By Brandon Larrabee, The News Service of Florida
Lawmakers will consider a plan this spring that would fund the state’s 12 universities based in part on performance, a move that could see some universities lose money and others gain it.
The new model would divvy up $80 million of the system’s nearly $3.6 billion under Gov. Rick Scott’s spending proposal. And while the idea seems to have widespread support at the Capitol, at least in concept, there are also bipartisan warnings that the devil of the new formula will be in the details.
Under the plan, universities could score up to five points for improvement or “excellence” on each of 10 measurements of performance. Seven of the benchmarks would be shared by all 12 universities, while another would eventually be used by every school except New College.
For example, schools would receive five points if the median income of alumni who live in Florida a year after graduation was at least $40,000. If it was $20,000, they would receive just one point.
Finally, each university would be graded based on a performance measurement unique to that school laid out by the university’s board of trustees and also would be graded on a measurement approved by the Florida Board of Governors, which oversees the university system and is pushing for the new funding system.
“I believe that these metrics are designed in such a way that every university has the opportunity to make decisions and be successful and to receive the financial recognition that comes with that,” new university system Chancellor Marshall Criser said in a recent interview with The News Service of Florida.
Criser said that getting funding for the new model would be his top priority in the 2014 legislative session, which begins next month. The Senate Education Appropriations Committee will hold a hearing on the proposal Wednesday.
While universities received a small sum of performance funding last year, this year’s plan would be based on the new benchmarks and has a novel concept — half of the $80 million would come from existing funding for the universities. That means that some schools would lose money if they don’t score well enough on either improvement or excellence.
After both scores are calculated, a university can rely on whichever is higher for both the new funding and the existing funding.
Any university that didn’t score at least 26 points on one of the measures would see a 1 percent reduction in its current funding and wouldn’t be eligible for any of the $40 million in new funding. The three lowest-scoring universities wouldn’t receive the new funding even if some of them score at least a 26.
The stakes could grow. Speaking to the Florida Chamber of Commerce on Tuesday, Senate President Don Gaetz, R-Niceville, said he and House Speaker Will Weatherford want to set aside $200 million, of which $100 million would be in new funding, as a performance reward for the university system.

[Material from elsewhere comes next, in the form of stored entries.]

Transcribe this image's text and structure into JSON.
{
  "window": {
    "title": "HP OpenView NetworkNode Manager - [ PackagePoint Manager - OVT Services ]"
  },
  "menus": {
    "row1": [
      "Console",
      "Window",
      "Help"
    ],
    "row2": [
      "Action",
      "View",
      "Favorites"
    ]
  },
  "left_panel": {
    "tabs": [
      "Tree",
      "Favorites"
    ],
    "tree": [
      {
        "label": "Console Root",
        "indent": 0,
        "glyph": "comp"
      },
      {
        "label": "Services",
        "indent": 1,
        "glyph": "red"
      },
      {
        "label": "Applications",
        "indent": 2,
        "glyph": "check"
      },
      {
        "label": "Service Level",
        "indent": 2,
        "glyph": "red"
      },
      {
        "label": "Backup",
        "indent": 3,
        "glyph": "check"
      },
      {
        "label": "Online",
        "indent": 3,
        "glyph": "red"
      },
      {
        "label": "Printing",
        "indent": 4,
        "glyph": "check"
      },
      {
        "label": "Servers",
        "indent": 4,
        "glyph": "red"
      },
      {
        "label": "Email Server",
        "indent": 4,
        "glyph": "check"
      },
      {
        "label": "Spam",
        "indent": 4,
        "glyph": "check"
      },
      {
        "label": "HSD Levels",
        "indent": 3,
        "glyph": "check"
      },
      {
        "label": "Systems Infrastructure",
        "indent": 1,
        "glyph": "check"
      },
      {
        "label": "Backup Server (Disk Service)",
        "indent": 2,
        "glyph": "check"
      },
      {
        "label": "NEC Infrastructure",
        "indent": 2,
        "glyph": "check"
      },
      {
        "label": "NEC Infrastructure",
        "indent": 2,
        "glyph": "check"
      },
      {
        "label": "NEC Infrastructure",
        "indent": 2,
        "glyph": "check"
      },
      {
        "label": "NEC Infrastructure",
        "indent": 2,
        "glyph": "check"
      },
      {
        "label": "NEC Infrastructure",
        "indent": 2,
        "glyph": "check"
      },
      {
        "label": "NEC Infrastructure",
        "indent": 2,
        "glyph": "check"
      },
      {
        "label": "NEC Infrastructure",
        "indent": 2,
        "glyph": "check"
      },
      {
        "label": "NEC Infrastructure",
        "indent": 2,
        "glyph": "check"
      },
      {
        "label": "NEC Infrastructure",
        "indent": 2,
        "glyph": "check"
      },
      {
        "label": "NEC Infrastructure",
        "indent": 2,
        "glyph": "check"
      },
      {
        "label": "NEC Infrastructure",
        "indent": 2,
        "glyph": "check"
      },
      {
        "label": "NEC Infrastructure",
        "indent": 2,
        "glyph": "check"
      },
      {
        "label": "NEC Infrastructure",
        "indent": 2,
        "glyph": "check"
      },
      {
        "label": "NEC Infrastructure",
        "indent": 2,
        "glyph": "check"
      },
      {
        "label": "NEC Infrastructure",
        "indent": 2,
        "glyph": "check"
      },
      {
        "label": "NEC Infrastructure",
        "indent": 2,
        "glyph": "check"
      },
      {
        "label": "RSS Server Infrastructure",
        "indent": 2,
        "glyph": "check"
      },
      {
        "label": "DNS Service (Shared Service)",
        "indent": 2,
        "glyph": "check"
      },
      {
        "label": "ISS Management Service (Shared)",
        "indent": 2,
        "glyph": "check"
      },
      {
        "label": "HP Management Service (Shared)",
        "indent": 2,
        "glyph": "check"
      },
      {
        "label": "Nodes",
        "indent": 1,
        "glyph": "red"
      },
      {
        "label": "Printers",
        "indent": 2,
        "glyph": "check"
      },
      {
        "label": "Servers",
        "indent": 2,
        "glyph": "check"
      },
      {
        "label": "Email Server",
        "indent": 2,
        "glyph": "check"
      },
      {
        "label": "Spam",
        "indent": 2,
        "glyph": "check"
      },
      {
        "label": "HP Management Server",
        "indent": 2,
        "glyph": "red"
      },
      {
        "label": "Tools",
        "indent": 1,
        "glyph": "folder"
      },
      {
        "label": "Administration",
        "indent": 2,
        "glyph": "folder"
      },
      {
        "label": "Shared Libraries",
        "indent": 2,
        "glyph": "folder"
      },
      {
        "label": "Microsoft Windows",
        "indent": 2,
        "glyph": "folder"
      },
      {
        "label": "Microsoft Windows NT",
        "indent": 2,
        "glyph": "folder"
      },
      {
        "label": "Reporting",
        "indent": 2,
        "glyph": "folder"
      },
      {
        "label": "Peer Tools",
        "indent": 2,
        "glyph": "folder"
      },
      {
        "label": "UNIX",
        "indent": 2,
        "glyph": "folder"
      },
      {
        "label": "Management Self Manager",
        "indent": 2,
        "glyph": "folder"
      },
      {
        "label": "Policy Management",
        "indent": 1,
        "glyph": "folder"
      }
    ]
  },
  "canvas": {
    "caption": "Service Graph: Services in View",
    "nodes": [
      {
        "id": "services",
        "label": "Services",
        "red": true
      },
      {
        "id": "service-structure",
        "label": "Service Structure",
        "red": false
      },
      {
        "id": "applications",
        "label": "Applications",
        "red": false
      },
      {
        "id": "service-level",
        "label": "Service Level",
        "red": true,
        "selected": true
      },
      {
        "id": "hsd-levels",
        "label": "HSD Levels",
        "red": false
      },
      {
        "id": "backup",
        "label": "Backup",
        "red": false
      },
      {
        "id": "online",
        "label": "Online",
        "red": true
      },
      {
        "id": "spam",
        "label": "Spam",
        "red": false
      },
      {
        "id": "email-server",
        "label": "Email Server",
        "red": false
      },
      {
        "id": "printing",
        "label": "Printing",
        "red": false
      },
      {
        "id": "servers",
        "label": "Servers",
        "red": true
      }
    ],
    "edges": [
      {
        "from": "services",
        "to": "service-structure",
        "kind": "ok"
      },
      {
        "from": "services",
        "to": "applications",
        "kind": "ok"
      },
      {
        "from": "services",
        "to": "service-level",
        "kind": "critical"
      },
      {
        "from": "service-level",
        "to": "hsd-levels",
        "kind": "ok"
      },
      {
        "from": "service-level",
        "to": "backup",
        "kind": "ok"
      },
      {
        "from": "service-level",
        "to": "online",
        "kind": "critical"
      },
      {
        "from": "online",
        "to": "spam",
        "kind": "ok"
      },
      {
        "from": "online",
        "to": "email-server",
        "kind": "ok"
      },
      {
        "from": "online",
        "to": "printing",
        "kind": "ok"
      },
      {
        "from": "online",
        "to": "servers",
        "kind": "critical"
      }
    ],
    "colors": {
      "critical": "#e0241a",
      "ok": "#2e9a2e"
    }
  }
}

“Those universities that take on tough challenges, and do well in preparing students for the economy, they ought to benefit from that,” Gaetz said.
The proposal is not universally popular, even among the Board of Governors. Carlo Fassi, the student representative on the board, voted against the proposal at a meeting last month. Fassi questioned the provision that would allow universities to be stripped of their current funding.

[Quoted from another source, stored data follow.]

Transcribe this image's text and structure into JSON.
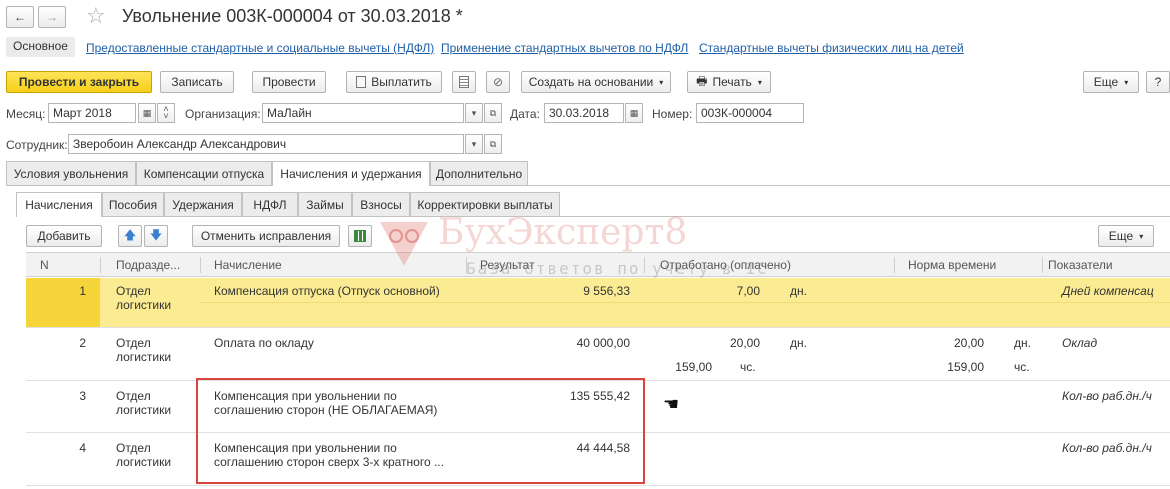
{
  "window": {
    "title": "Увольнение 003К-000004 от 30.03.2018 *",
    "back": "←",
    "forward": "→",
    "star": "☆"
  },
  "nav": {
    "main": "Основное",
    "links": [
      "Предоставленные стандартные и социальные вычеты (НДФЛ)",
      "Применение стандартных вычетов по НДФЛ",
      "Стандартные вычеты физических лиц на детей"
    ]
  },
  "toolbar": {
    "post_close": "Провести и закрыть",
    "save": "Записать",
    "post": "Провести",
    "pay": "Выплатить",
    "create_based": "Создать на основании",
    "print": "Печать",
    "more": "Еще",
    "help": "?"
  },
  "form": {
    "month_label": "Месяц:",
    "month_value": "Март 2018",
    "org_label": "Организация:",
    "org_value": "МаЛайн",
    "date_label": "Дата:",
    "date_value": "30.03.2018",
    "number_label": "Номер:",
    "number_value": "003К-000004",
    "employee_label": "Сотрудник:",
    "employee_value": "Зверобоин Александр Александрович"
  },
  "tabs": [
    "Условия увольнения",
    "Компенсации отпуска",
    "Начисления и удержания",
    "Дополнительно"
  ],
  "subtabs": [
    "Начисления",
    "Пособия",
    "Удержания",
    "НДФЛ",
    "Займы",
    "Взносы",
    "Корректировки выплаты"
  ],
  "subtoolbar": {
    "add": "Добавить",
    "cancel_fix": "Отменить исправления",
    "more": "Еще"
  },
  "watermark": {
    "title": "БухЭксперт8",
    "subtitle": "База ответов по учету в 1С"
  },
  "table": {
    "headers": [
      "N",
      "Подразде...",
      "Начисление",
      "Результат",
      "Отработано (оплачено)",
      "Норма времени",
      "Показатели"
    ],
    "rows": [
      {
        "n": "1",
        "dept1": "Отдел",
        "dept2": "логистики",
        "acc1": "Компенсация отпуска (Отпуск основной)",
        "acc2": "",
        "result": "9 556,33",
        "worked": "7,00",
        "worked_unit": "дн.",
        "worked2": "",
        "worked2_unit": "",
        "worked2_left": "",
        "norm": "",
        "norm_unit": "",
        "norm2": "",
        "norm2_unit": "",
        "indicator": "Дней компенсац"
      },
      {
        "n": "2",
        "dept1": "Отдел",
        "dept2": "логистики",
        "acc1": "Оплата по окладу",
        "acc2": "",
        "result": "40 000,00",
        "worked": "20,00",
        "worked_unit": "дн.",
        "worked2_left": "159,00",
        "worked2_unit": "чс.",
        "norm": "20,00",
        "norm_unit": "дн.",
        "norm2": "159,00",
        "norm2_unit": "чс.",
        "indicator": "Оклад"
      },
      {
        "n": "3",
        "dept1": "Отдел",
        "dept2": "логистики",
        "acc1": "Компенсация при увольнении по",
        "acc2": "соглашению сторон (НЕ ОБЛАГАЕМАЯ)",
        "result": "135 555,42",
        "worked": "",
        "worked_unit": "",
        "worked2_left": "",
        "worked2_unit": "",
        "norm": "",
        "norm_unit": "",
        "norm2": "",
        "norm2_unit": "",
        "indicator": "Кол-во раб.дн./ч"
      },
      {
        "n": "4",
        "dept1": "Отдел",
        "dept2": "логистики",
        "acc1": "Компенсация при увольнении по",
        "acc2": "соглашению сторон сверх 3-х кратного ...",
        "result": "44 444,58",
        "worked": "",
        "worked_unit": "",
        "worked2_left": "",
        "worked2_unit": "",
        "norm": "",
        "norm_unit": "",
        "norm2": "",
        "norm2_unit": "",
        "indicator": "Кол-во раб.дн./ч"
      }
    ]
  },
  "colors": {
    "selected_row": "#fbec93",
    "selected_row_n": "#f5d53a",
    "highlight_box": "#d9453c",
    "link": "#1f5fa8"
  }
}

“I don’t believe this should be about losers,” he said.
Some lawmakers are also cautious about the idea while supporting it in principle.
“It’s time for a certain level of performance funding,” said Sen. Bill Montford, a Tallahassee Democrat who serves on the Senate education funding panel. “But we’ve got to be realistic about it, and we should not let our desire for performance funding upset or have a negative influence on the good things we’ve got going on in our university system.”

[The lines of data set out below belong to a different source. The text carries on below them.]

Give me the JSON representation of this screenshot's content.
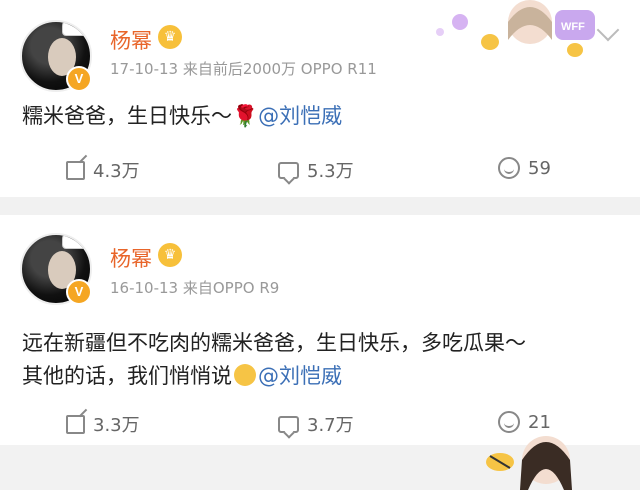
{
  "posts": [
    {
      "author": "杨幂",
      "meta": "17-10-13 来自前后2000万 OPPO R11",
      "text_main": "糯米爸爸，生日快乐～",
      "mention": "@刘恺威",
      "actions": {
        "repost": "4.3万",
        "comment": "5.3万",
        "like": "59"
      }
    },
    {
      "author": "杨幂",
      "meta": "16-10-13 来自OPPO R9",
      "text_line1": "远在新疆但不吃肉的糯米爸爸，生日快乐，多吃瓜果～",
      "text_line2": "其他的话，我们悄悄说",
      "mention": "@刘恺威",
      "actions": {
        "repost": "3.3万",
        "comment": "3.7万",
        "like": "21"
      }
    }
  ],
  "badges": {
    "verified": "V"
  },
  "decor": {
    "card_text": "WFF"
  },
  "colors": {
    "name": "#e8652a",
    "mention": "#3b6fb6",
    "badge": "#f5a623"
  }
}
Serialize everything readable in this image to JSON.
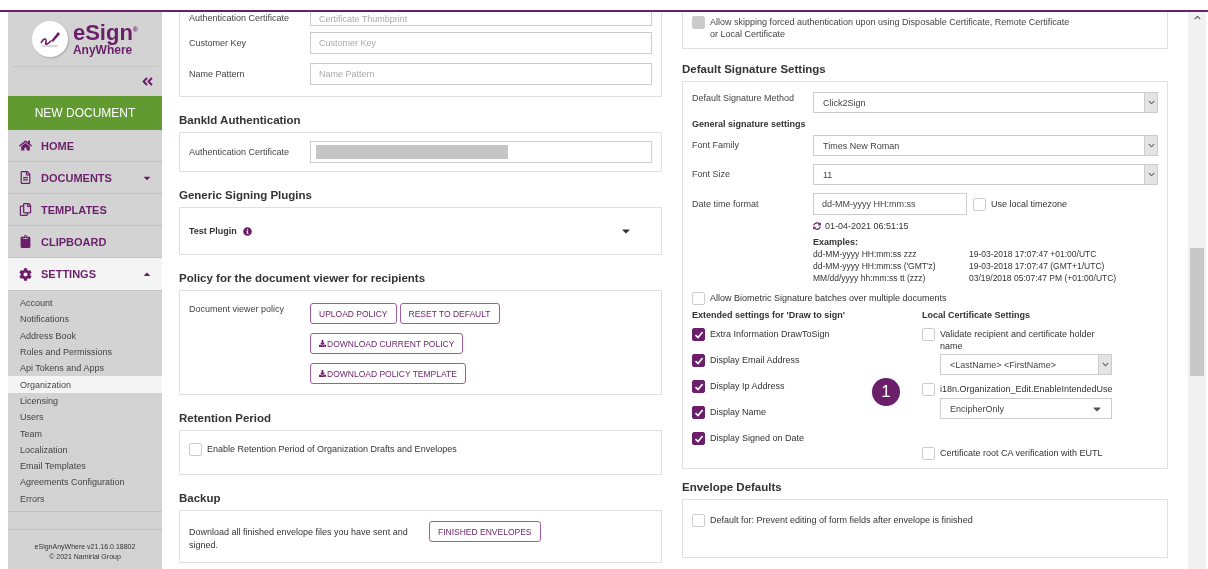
{
  "sidebar": {
    "logo": {
      "title": "eSign$^{®}$",
      "subtitle": "AnyWhere"
    },
    "new_document": "NEW DOCUMENT",
    "nav": [
      {
        "label": "HOME",
        "kind": "link",
        "selected": false
      },
      {
        "label": "DOCUMENTS",
        "kind": "menu",
        "expanded": false,
        "selected": false
      },
      {
        "label": "TEMPLATES",
        "kind": "link",
        "selected": false
      },
      {
        "label": "CLIPBOARD",
        "kind": "link",
        "selected": false
      },
      {
        "label": "SETTINGS",
        "kind": "menu",
        "expanded": true,
        "selected": true
      }
    ],
    "settings_items": [
      {
        "label": "Account",
        "selected": false
      },
      {
        "label": "Notifications",
        "selected": false
      },
      {
        "label": "Address Book",
        "selected": false
      },
      {
        "label": "Roles and Permissions",
        "selected": false
      },
      {
        "label": "Api Tokens and Apps",
        "selected": false
      },
      {
        "label": "Organization",
        "selected": true
      },
      {
        "label": "Licensing",
        "selected": false
      },
      {
        "label": "Users",
        "selected": false
      },
      {
        "label": "Team",
        "selected": false
      },
      {
        "label": "Localization",
        "selected": false
      },
      {
        "label": "Email Templates",
        "selected": false
      },
      {
        "label": "Agreements Configuration",
        "selected": false
      },
      {
        "label": "Errors",
        "selected": false
      }
    ],
    "footer": [
      "eSignAnyWhere v21.16.0.18802",
      "© 2021 Namirial Group"
    ]
  },
  "left": {
    "top_card": {
      "rows": [
        {
          "label": "Authentication Certificate",
          "placeholder": "Certificate Thumbprint"
        },
        {
          "label": "Customer Key",
          "placeholder": "Customer Key"
        },
        {
          "label": "Name Pattern",
          "placeholder": "Name Pattern"
        }
      ]
    },
    "bankid": {
      "title": "BankId Authentication",
      "label": "Authentication Certificate",
      "redacted": true
    },
    "plugins": {
      "title": "Generic Signing Plugins",
      "name": "Test Plugin",
      "expanded": false
    },
    "policy": {
      "title": "Policy for the document viewer for recipients",
      "label": "Document viewer policy",
      "buttons": [
        {
          "label": "UPLOAD POLICY",
          "kind": "plain"
        },
        {
          "label": "RESET TO DEFAULT",
          "kind": "plain"
        },
        {
          "label": "DOWNLOAD CURRENT POLICY",
          "kind": "download"
        },
        {
          "label": "DOWNLOAD POLICY TEMPLATE",
          "kind": "download"
        }
      ]
    },
    "retention": {
      "title": "Retention Period",
      "checkbox": {
        "label": "Enable Retention Period of Organization Drafts and Envelopes",
        "checked": false
      }
    },
    "backup": {
      "title": "Backup",
      "text": "Download all finished envelope files you have sent and signed.",
      "button": "FINISHED ENVELOPES"
    }
  },
  "right": {
    "top_card": {
      "checkbox": {
        "label": "Allow skipping forced authentication upon using Disposable Certificate, Remote Certificate or Local Certificate",
        "checked": false,
        "disabled": true
      }
    },
    "signature": {
      "title": "Default Signature Settings",
      "method": {
        "label": "Default Signature Method",
        "value": "Click2Sign"
      },
      "subtitle": "General signature settings",
      "font_family": {
        "label": "Font Family",
        "value": "Times New Roman"
      },
      "font_size": {
        "label": "Font Size",
        "value": "11"
      },
      "date_format": {
        "label": "Date time format",
        "value": "dd-MM-yyyy HH:mm:ss",
        "local": {
          "label": "Use local timezone",
          "checked": false
        }
      },
      "preview": "01-04-2021 06:51:15",
      "examples_title": "Examples:",
      "examples": [
        [
          "dd-MM-yyyy HH:mm:ss zzz",
          "19-03-2018 17:07:47 +01:00/UTC"
        ],
        [
          "dd-MM-yyyy HH:mm:ss ('GMT'z)",
          "19-03-2018 17:07:47 (GMT+1/UTC)"
        ],
        [
          "MM/dd/yyyy hh:mm:ss tt (zzz)",
          "03/19/2018 05:07:47 PM (+01:00/UTC)"
        ]
      ],
      "biometric": {
        "label": "Allow Biometric Signature batches over multiple documents",
        "checked": false
      },
      "draw_title": "Extended settings for 'Draw to sign'",
      "draw_options": [
        {
          "label": "Extra Information DrawToSign",
          "checked": true
        },
        {
          "label": "Display Email Address",
          "checked": true
        },
        {
          "label": "Display Ip Address",
          "checked": true
        },
        {
          "label": "Display Name",
          "checked": true
        },
        {
          "label": "Display Signed on Date",
          "checked": true
        }
      ],
      "local_title": "Local Certificate Settings",
      "local_options": [
        {
          "label": "Validate recipient and certificate holder name",
          "checked": false,
          "select": {
            "value": "<LastName> <FirstName>",
            "kind": "boxed"
          }
        },
        {
          "label": "i18n.Organization_Edit.EnableIntendedUse",
          "checked": false,
          "select": {
            "value": "EncipherOnly",
            "kind": "triangle"
          }
        },
        {
          "label": "Certificate root CA verification with EUTL",
          "checked": false
        }
      ],
      "callout": "1"
    },
    "envelope": {
      "title": "Envelope Defaults",
      "checkbox": {
        "label": "Default for: Prevent editing of form fields after envelope is finished",
        "checked": false
      }
    }
  }
}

And Senate Rules Chairman John Thrasher, R-St. Augustine, told members of the Senate Appropriations Committee last week that different universities should be measured differently.
“As we look at performance funding, I hope that we won’t necessarily judge, say for example, the University of West Florida or the University of North Florida with the same kind of potential criteria as we judge Florida State University or the University of Florida or South Florida,” he said, “because they do have different missions, I think.”